Here we agree. I liked it a lot. The characters and actors were appealing, the villain designs were intriguing and elegant, and the emphasis on trains was nice (and clearly calling back Kobayashi's much-admired Kamen Rider Den-O). It was unusual in that the focus was less on saving the whole world and more just liberating individual towns/cities that had fallen to the Shadow Line.
Other seasons I'd recommend:
Boukenger: A very entertaining season with an adventure/treasure-hunting theme similar to Warehouse 13 or The Librarians. It had a strong, engaging cast, and an interesting story approach in that there were multiple villain factions competing with each other as well as the Boukengers.

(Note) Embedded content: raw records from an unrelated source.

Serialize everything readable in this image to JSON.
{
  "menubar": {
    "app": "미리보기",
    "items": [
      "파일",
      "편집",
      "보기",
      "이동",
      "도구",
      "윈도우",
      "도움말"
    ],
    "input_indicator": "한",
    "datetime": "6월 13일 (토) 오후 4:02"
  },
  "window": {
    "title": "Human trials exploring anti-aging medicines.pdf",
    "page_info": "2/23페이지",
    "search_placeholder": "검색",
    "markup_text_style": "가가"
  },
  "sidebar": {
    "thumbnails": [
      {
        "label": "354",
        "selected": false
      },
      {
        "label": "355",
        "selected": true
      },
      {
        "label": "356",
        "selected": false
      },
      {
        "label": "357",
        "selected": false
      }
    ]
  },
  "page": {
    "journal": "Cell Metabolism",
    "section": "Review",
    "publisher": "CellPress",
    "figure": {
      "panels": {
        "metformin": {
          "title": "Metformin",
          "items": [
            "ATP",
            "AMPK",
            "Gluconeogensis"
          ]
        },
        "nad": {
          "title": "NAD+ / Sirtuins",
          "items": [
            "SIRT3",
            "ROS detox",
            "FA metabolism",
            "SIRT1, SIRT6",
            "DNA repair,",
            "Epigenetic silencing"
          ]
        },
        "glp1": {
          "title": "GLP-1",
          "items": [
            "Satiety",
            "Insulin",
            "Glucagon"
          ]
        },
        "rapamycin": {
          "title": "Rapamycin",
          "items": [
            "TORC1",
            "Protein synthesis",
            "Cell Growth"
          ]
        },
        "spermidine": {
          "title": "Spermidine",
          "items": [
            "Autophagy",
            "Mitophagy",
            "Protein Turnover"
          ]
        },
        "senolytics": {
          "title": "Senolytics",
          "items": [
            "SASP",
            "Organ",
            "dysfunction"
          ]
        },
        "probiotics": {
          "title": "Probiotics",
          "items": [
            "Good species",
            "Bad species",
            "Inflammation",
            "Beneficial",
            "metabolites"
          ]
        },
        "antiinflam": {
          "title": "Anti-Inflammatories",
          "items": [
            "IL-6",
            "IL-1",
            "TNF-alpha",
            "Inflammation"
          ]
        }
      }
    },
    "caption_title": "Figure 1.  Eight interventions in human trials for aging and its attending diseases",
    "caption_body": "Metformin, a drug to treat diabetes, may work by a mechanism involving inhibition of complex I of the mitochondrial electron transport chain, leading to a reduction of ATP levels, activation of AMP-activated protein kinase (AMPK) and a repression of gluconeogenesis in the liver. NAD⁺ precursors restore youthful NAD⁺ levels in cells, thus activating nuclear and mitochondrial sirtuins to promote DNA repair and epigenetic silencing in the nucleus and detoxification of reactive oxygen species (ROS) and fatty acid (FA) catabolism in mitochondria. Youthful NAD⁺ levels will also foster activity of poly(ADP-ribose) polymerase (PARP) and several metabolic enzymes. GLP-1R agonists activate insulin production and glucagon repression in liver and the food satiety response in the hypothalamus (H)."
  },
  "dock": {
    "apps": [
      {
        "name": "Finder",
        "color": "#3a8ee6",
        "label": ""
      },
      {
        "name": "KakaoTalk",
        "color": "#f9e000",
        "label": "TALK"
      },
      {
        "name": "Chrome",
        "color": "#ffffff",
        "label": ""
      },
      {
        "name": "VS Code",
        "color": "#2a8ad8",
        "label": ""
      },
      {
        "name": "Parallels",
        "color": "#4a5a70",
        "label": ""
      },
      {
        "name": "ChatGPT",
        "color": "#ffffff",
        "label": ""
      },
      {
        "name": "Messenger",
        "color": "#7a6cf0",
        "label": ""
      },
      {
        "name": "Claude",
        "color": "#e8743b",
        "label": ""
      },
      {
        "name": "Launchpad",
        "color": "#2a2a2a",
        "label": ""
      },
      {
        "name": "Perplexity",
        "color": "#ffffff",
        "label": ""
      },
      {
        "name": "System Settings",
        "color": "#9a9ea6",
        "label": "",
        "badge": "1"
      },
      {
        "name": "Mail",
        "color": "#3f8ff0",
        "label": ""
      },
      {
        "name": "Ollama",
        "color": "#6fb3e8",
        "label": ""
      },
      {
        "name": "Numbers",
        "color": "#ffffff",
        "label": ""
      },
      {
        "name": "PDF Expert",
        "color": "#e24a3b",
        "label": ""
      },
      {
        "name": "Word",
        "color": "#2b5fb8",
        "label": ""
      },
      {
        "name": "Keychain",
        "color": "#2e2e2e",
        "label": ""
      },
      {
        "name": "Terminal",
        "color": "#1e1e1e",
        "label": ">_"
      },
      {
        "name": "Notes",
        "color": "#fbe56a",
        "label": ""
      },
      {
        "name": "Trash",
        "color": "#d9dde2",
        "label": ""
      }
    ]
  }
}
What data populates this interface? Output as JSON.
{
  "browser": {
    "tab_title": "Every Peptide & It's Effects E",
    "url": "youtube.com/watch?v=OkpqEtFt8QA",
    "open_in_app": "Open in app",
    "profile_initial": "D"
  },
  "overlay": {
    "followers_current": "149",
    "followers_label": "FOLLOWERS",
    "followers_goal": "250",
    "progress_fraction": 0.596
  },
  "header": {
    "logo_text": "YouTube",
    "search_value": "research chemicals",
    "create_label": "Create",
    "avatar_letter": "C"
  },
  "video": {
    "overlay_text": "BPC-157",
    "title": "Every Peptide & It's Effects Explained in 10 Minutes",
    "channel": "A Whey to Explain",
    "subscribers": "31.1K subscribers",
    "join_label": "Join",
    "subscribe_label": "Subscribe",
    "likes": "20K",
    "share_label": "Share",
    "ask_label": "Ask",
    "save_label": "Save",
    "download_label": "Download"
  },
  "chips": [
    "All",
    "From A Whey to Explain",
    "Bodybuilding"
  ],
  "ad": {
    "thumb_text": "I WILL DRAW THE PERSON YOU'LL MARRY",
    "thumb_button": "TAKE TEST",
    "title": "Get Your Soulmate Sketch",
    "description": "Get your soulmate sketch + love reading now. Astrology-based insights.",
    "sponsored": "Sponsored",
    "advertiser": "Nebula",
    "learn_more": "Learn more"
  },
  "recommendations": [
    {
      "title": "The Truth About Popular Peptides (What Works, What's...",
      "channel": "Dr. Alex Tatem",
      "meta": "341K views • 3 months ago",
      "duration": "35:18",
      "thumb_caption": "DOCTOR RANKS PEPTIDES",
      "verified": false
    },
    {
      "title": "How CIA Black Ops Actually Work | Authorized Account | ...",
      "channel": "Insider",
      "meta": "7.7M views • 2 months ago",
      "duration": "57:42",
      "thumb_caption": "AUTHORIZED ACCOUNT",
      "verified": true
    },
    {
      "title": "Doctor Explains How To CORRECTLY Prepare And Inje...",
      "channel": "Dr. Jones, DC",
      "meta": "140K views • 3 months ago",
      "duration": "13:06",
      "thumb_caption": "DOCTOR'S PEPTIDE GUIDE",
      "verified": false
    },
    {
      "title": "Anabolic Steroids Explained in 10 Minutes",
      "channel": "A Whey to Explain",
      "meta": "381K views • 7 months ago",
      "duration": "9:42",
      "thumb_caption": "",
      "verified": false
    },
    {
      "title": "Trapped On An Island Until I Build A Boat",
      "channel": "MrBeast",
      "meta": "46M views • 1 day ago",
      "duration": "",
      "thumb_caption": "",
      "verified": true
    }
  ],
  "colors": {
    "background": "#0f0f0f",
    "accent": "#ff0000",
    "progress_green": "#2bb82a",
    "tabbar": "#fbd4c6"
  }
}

Shinkenger: Possibly Kobayashi's best season, very rich and dramatic with great characters, and tied deeply into Japanese culture and history. Power Rangers Samurai was an incredibly verbatim adaptation, so much so that its episodes actually gave script credit to the Japanese writers, yet somehow was incredibly more inept in the execution, with dreadfully weak acting and unimpressive direction -- even aside from the jarring incongruity of adapting such a profoundly Japanese story so literally for American characters.
Gokaiger: Similar to Kamen Rider Decade and Zi-O in being an anniversary season whose heroes could change into past heroes, but much better than either, with terrific characters and cast and excellent writing (it's another Naruhisa Arakawa season). Probably best to save it until you've seen at least some of the previous series it homages, though.
Go-Busters: I'd pretty much recommend any Kobayashi season, but I quite like this one for its unconventional take on Sentai, avoiding a lot of the usual tropes. As viewers of Power Rangers Beast Morphers know, it goes for a more technological, pseudo-military approach to the mecha, with even kind of an Evangelion feel to the giant robots and their hangars and maintenance crews and such, though it's a lighter, much funnier series than Evangelion, thank goodness. It's one of Kobayashi's weaker seasons, but even that makes it well above average, with the usual rich character work.
Zyuohger: A solid season in which a biologist Red Ranger is teamed up with four anthropomorphic animal-people from a parallel world, disguised as humans in our world except for their tails. More well-drawn characters, and effectively vile enemies who are wreaking havoc and mass murder purely as recreation. Although the mecha are among my least favorite, inexplicably inspired by Minecraft and based on cubes.
Lupinranger VS Patranger: Longtime readers of these threads may have already seen it from when its episodes were posted here. It's the series that got me hooked, with fantastic character work on both the team of phantom thieves and the rival team of police officers. Pitting two teams against each other made for really rich characterization through the contrasts and all the different character pairs they could explore. One of my favorite Sentai scores too, really jazzy. Both it and Zyuohger are from the same head writer, Junko Komura.